What happens to performance if you comment out any changes to the modelview matrix?

Personally I think you should just use VAR/VBO. No point worrying about performance unless you are using the optimum method. If you then still have a performance problem then its worth investigating. I haven’t found display lists that fast for rendering small amounts of geometry many times.

You are only generating the display lists once, before the main render loop, right?

Yes.

What happens to performance if you comment out any changes to the modelview matrix?

I think I have tried this with no change, but I will check it again later.

Personally I think you should just use VAR/VBO. No point worrying about performance unless you are using the optimum method.

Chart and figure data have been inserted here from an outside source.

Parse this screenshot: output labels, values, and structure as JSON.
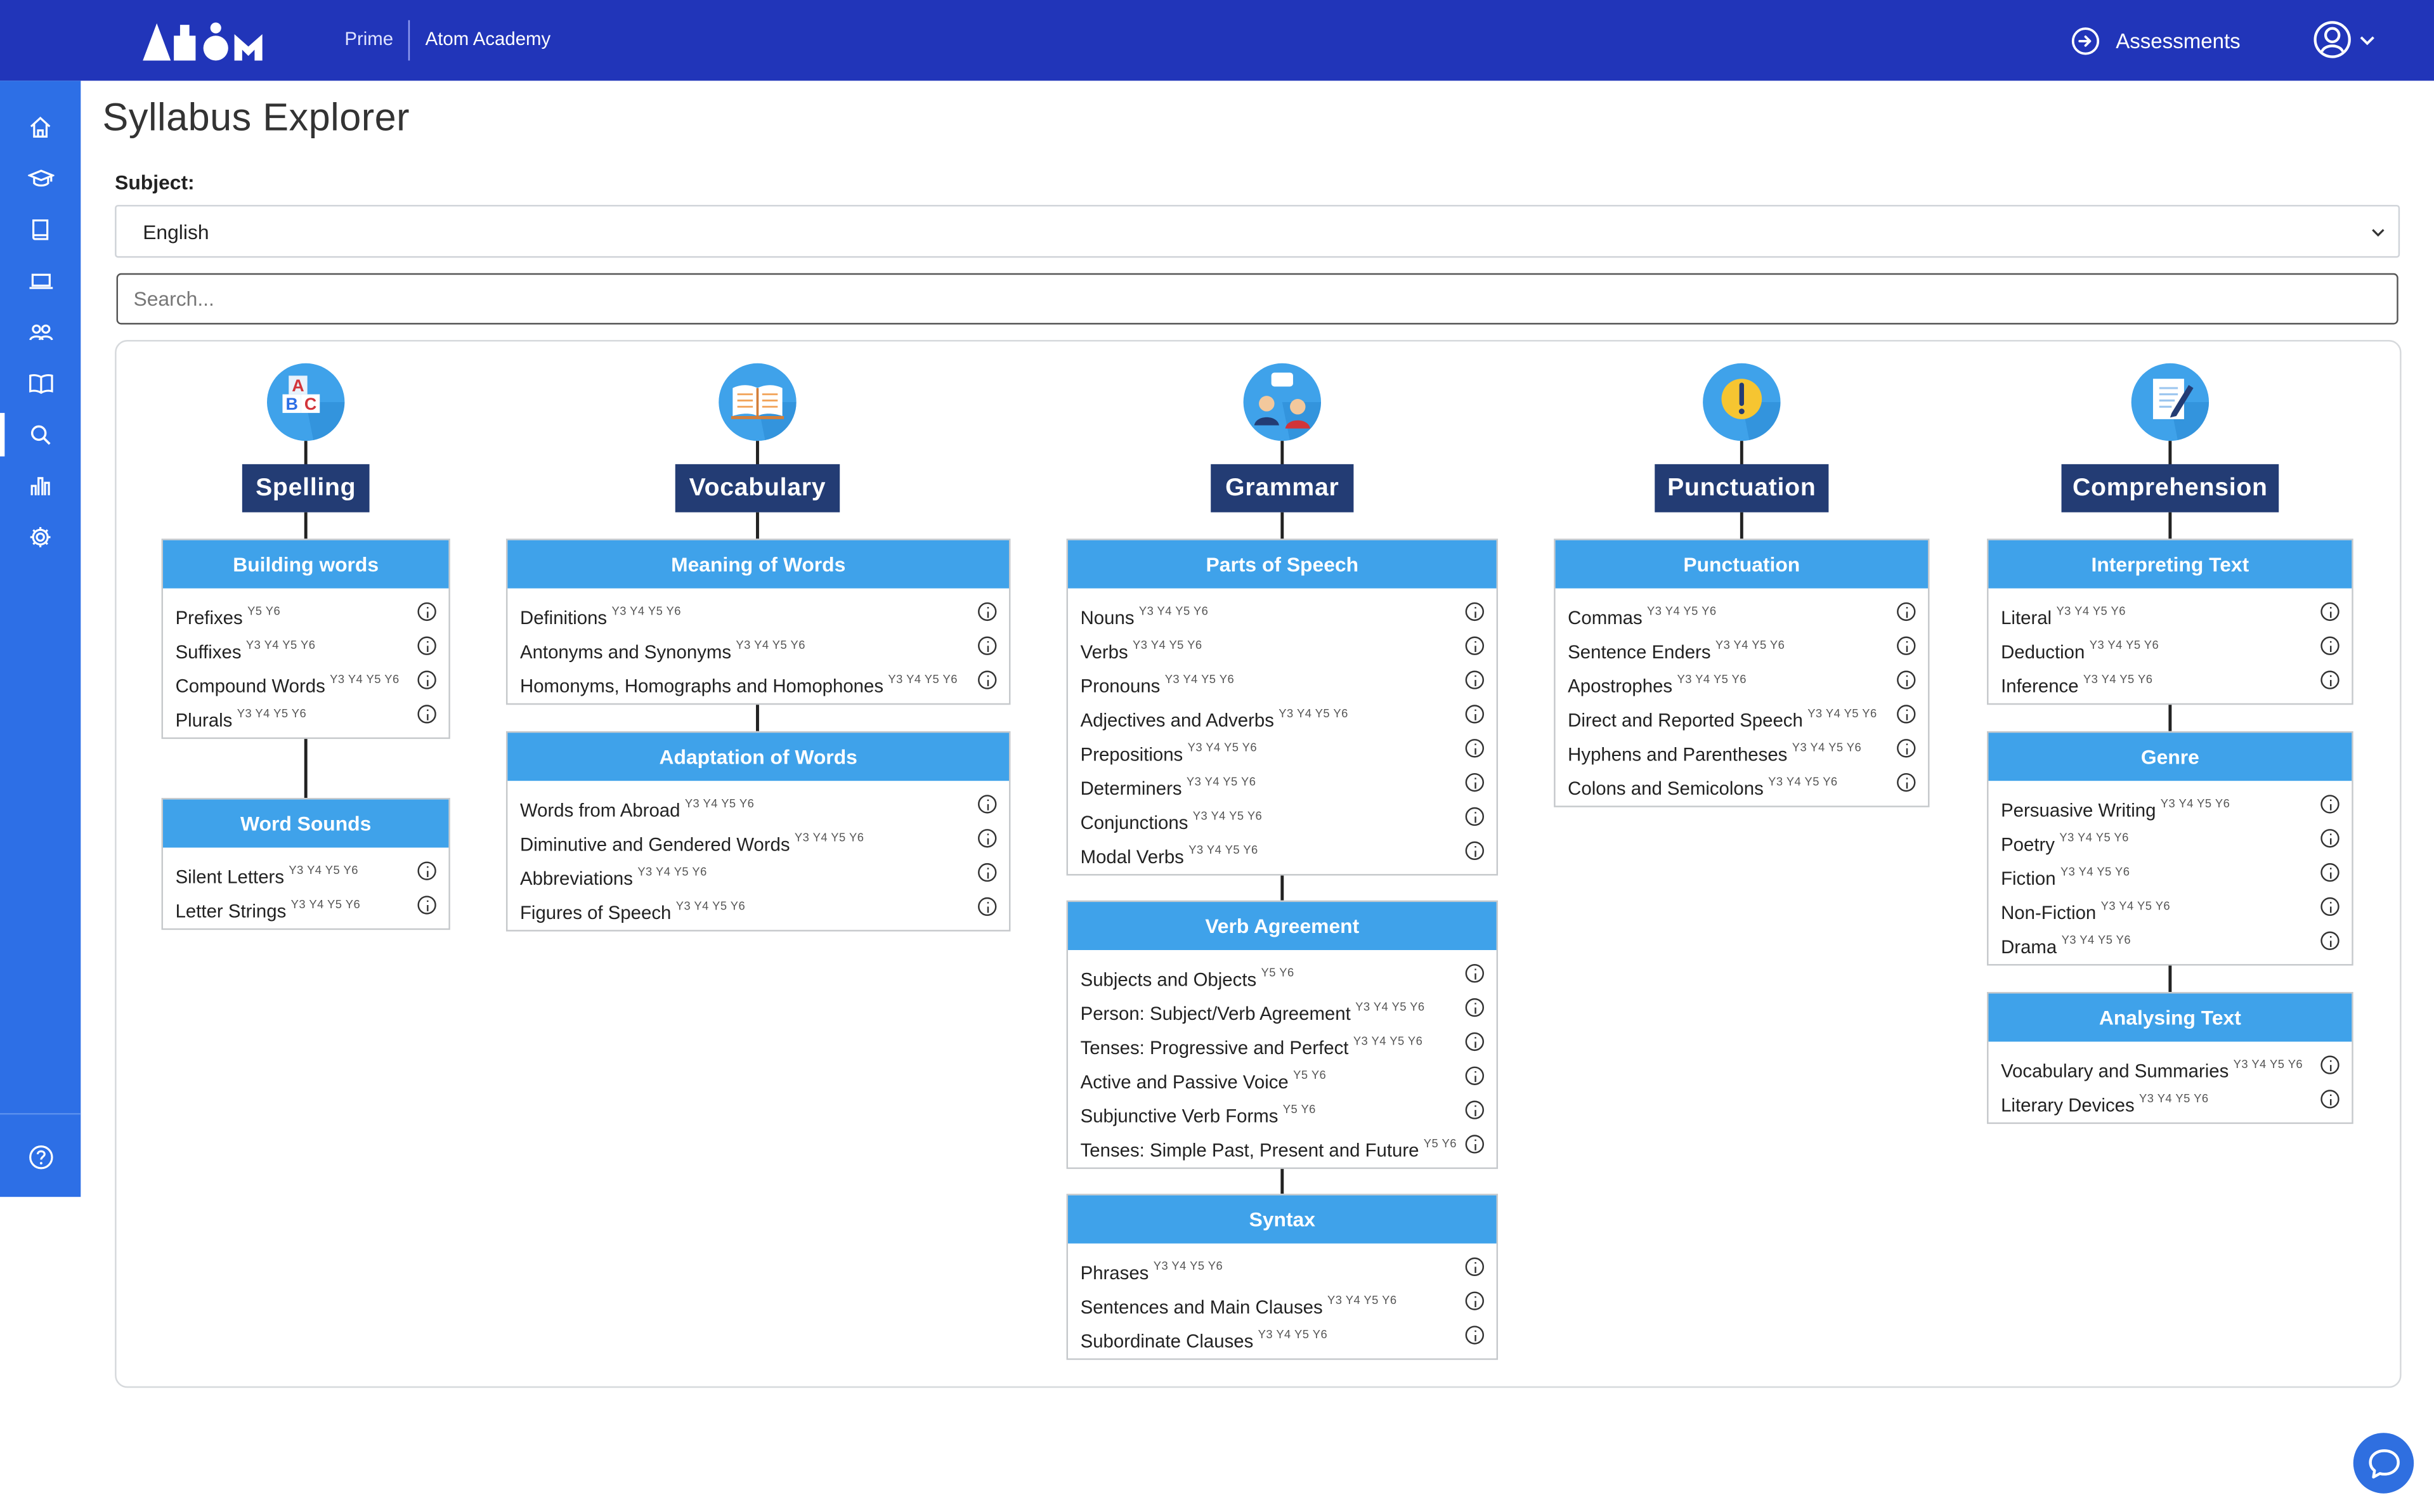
{
  "header": {
    "logo_text": "Atom",
    "nav_prime": "Prime",
    "nav_academy": "Atom Academy",
    "assessments_label": "Assessments",
    "brand_color": "#2135b9"
  },
  "sidebar": {
    "color": "#2d6fe6",
    "items": [
      {
        "icon": "home-icon"
      },
      {
        "icon": "graduation-cap-icon"
      },
      {
        "icon": "book-icon"
      },
      {
        "icon": "laptop-icon"
      },
      {
        "icon": "users-icon"
      },
      {
        "icon": "open-book-icon"
      },
      {
        "icon": "search-icon",
        "active": true
      },
      {
        "icon": "bar-chart-icon"
      },
      {
        "icon": "gear-icon"
      }
    ],
    "footer_icon": "help-icon"
  },
  "page": {
    "title": "Syllabus Explorer",
    "subject_label": "Subject:",
    "subject_value": "English",
    "search_placeholder": "Search..."
  },
  "explorer": {
    "accent_color": "#3fa2ea",
    "category_color": "#233c74",
    "columns": [
      {
        "title": "Spelling",
        "icon": "abc-blocks-icon",
        "groups": [
          {
            "title": "Building words",
            "items": [
              {
                "label": "Prefixes",
                "years": "Y5 Y6"
              },
              {
                "label": "Suffixes",
                "years": "Y3 Y4 Y5 Y6"
              },
              {
                "label": "Compound Words",
                "years": "Y3 Y4 Y5 Y6"
              },
              {
                "label": "Plurals",
                "years": "Y3 Y4 Y5 Y6"
              }
            ]
          },
          {
            "title": "Word Sounds",
            "items": [
              {
                "label": "Silent Letters",
                "years": "Y3 Y4 Y5 Y6"
              },
              {
                "label": "Letter Strings",
                "years": "Y3 Y4 Y5 Y6"
              }
            ]
          }
        ]
      },
      {
        "title": "Vocabulary",
        "icon": "open-book-icon",
        "groups": [
          {
            "title": "Meaning of Words",
            "items": [
              {
                "label": "Definitions",
                "years": "Y3 Y4 Y5 Y6"
              },
              {
                "label": "Antonyms and Synonyms",
                "years": "Y3 Y4 Y5 Y6"
              },
              {
                "label": "Homonyms, Homographs and Homophones",
                "years": "Y3 Y4 Y5 Y6"
              }
            ]
          },
          {
            "title": "Adaptation of Words",
            "items": [
              {
                "label": "Words from Abroad",
                "years": "Y3 Y4 Y5 Y6"
              },
              {
                "label": "Diminutive and Gendered Words",
                "years": "Y3 Y4 Y5 Y6"
              },
              {
                "label": "Abbreviations",
                "years": "Y3 Y4 Y5 Y6"
              },
              {
                "label": "Figures of Speech",
                "years": "Y3 Y4 Y5 Y6"
              }
            ]
          }
        ]
      },
      {
        "title": "Grammar",
        "icon": "people-speech-icon",
        "groups": [
          {
            "title": "Parts of Speech",
            "items": [
              {
                "label": "Nouns",
                "years": "Y3 Y4 Y5 Y6"
              },
              {
                "label": "Verbs",
                "years": "Y3 Y4 Y5 Y6"
              },
              {
                "label": "Pronouns",
                "years": "Y3 Y4 Y5 Y6"
              },
              {
                "label": "Adjectives and Adverbs",
                "years": "Y3 Y4 Y5 Y6"
              },
              {
                "label": "Prepositions",
                "years": "Y3 Y4 Y5 Y6"
              },
              {
                "label": "Determiners",
                "years": "Y3 Y4 Y5 Y6"
              },
              {
                "label": "Conjunctions",
                "years": "Y3 Y4 Y5 Y6"
              },
              {
                "label": "Modal Verbs",
                "years": "Y3 Y4 Y5 Y6"
              }
            ]
          },
          {
            "title": "Verb Agreement",
            "items": [
              {
                "label": "Subjects and Objects",
                "years": "Y5 Y6"
              },
              {
                "label": "Person: Subject/Verb Agreement",
                "years": "Y3 Y4 Y5 Y6"
              },
              {
                "label": "Tenses: Progressive and Perfect",
                "years": "Y3 Y4 Y5 Y6"
              },
              {
                "label": "Active and Passive Voice",
                "years": "Y5 Y6"
              },
              {
                "label": "Subjunctive Verb Forms",
                "years": "Y5 Y6"
              },
              {
                "label": "Tenses: Simple Past, Present and Future",
                "years": "Y5 Y6"
              }
            ]
          },
          {
            "title": "Syntax",
            "items": [
              {
                "label": "Phrases",
                "years": "Y3 Y4 Y5 Y6"
              },
              {
                "label": "Sentences and Main Clauses",
                "years": "Y3 Y4 Y5 Y6"
              },
              {
                "label": "Subordinate Clauses",
                "years": "Y3 Y4 Y5 Y6"
              }
            ]
          }
        ]
      },
      {
        "title": "Punctuation",
        "icon": "exclamation-bubble-icon",
        "groups": [
          {
            "title": "Punctuation",
            "items": [
              {
                "label": "Commas",
                "years": "Y3 Y4 Y5 Y6"
              },
              {
                "label": "Sentence Enders",
                "years": "Y3 Y4 Y5 Y6"
              },
              {
                "label": "Apostrophes",
                "years": "Y3 Y4 Y5 Y6"
              },
              {
                "label": "Direct and Reported Speech",
                "years": "Y3 Y4 Y5 Y6"
              },
              {
                "label": "Hyphens and Parentheses",
                "years": "Y3 Y4 Y5 Y6"
              },
              {
                "label": "Colons and Semicolons",
                "years": "Y3 Y4 Y5 Y6"
              }
            ]
          }
        ]
      },
      {
        "title": "Comprehension",
        "icon": "document-pencil-icon",
        "groups": [
          {
            "title": "Interpreting Text",
            "items": [
              {
                "label": "Literal",
                "years": "Y3 Y4 Y5 Y6"
              },
              {
                "label": "Deduction",
                "years": "Y3 Y4 Y5 Y6"
              },
              {
                "label": "Inference",
                "years": "Y3 Y4 Y5 Y6"
              }
            ]
          },
          {
            "title": "Genre",
            "items": [
              {
                "label": "Persuasive Writing",
                "years": "Y3 Y4 Y5 Y6"
              },
              {
                "label": "Poetry",
                "years": "Y3 Y4 Y5 Y6"
              },
              {
                "label": "Fiction",
                "years": "Y3 Y4 Y5 Y6"
              },
              {
                "label": "Non-Fiction",
                "years": "Y3 Y4 Y5 Y6"
              },
              {
                "label": "Drama",
                "years": "Y3 Y4 Y5 Y6"
              }
            ]
          },
          {
            "title": "Analysing Text",
            "items": [
              {
                "label": "Vocabulary and Summaries",
                "years": "Y3 Y4 Y5 Y6"
              },
              {
                "label": "Literary Devices",
                "years": "Y3 Y4 Y5 Y6"
              }
            ]
          }
        ]
      }
    ]
  }
}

The reason why I want vertex arrays (and display lists) is because I want to be able to run the game even on systems with few extensions, for many different reasons. I will use VAR or VBO in the final version and have vertex arrays as the fall-back. And as it should also run on MacOS X and Linux it restricts my choices even more (no wgl).

[This message has been edited by neomind (edited 01-22-2004).]

It reminds me of a file i found on the nVidia web site called BatchBatchBatch.pdf by Matthias Wloka for a GDC.
In a nutshellthe more important is the number of batches you send and not the number of triangles in it.
According to its numbers you need to send more than 130-200 triangles per batch to not be CPU limited. As you send 550 you are above this limit but the raising in performance when you increase the number of triangles per object seems logical. 300 batches with low triangle count must be a high number for GeForce3 ???

I don’t have the link but it should be easy to find on their site.

[edit]By reading it again it gives numbers equivalent to those you get. Please post the link to this file if you find it for future readers.

[This message has been edited by Joel (edited 01-22-2004).]

http://developer.nvidia.com/docs/IO/8230/BatchBatchBatch.pdf

That article was enlightening. It seems to explain most of the performance problems I have (or at least the general characteristics of them). It was certainly something I didn’t know, I have always thought that the cost of a batch is quite small.

Thank you for pointing this out. I wonder if the cost of a batch is smaller with VARs or VBOs?

Originally posted by neomind:
[b]I wonder if the cost of a batch is smaller with VARs or VBOs?

[/b]

As many have said it should be, as it is easier for the driver to fill the pipe (no/faster copy…). But as i didn’t do any tests i can’t really say. The one in best position to tell us what the gain would be (apart nVidia guys) is probably you, if you bench it

i dont know if VBO will help in solving the glDrawElements call overhead. Im using VBOs, but calling it becomes a bottleneck over a few hundred models. I can only achieve about 6Mtrianlges/sec with 1000 objects with <100 faces, but reach 10-14Mtri/sec with 3 models each having a million (!!!) faces. (using radeon 8500LE with separate arrays with 24byte vertex data unaligned).

That article was enlightening.

I thought so, too. Until Cass told me this applies to Direct3D only.

Oh, well. Guess I can’t do much more than to implement VBOs and see if there is any difference. I’ll benchmark using vertex arrays, display lists and VBOs and post to the forum.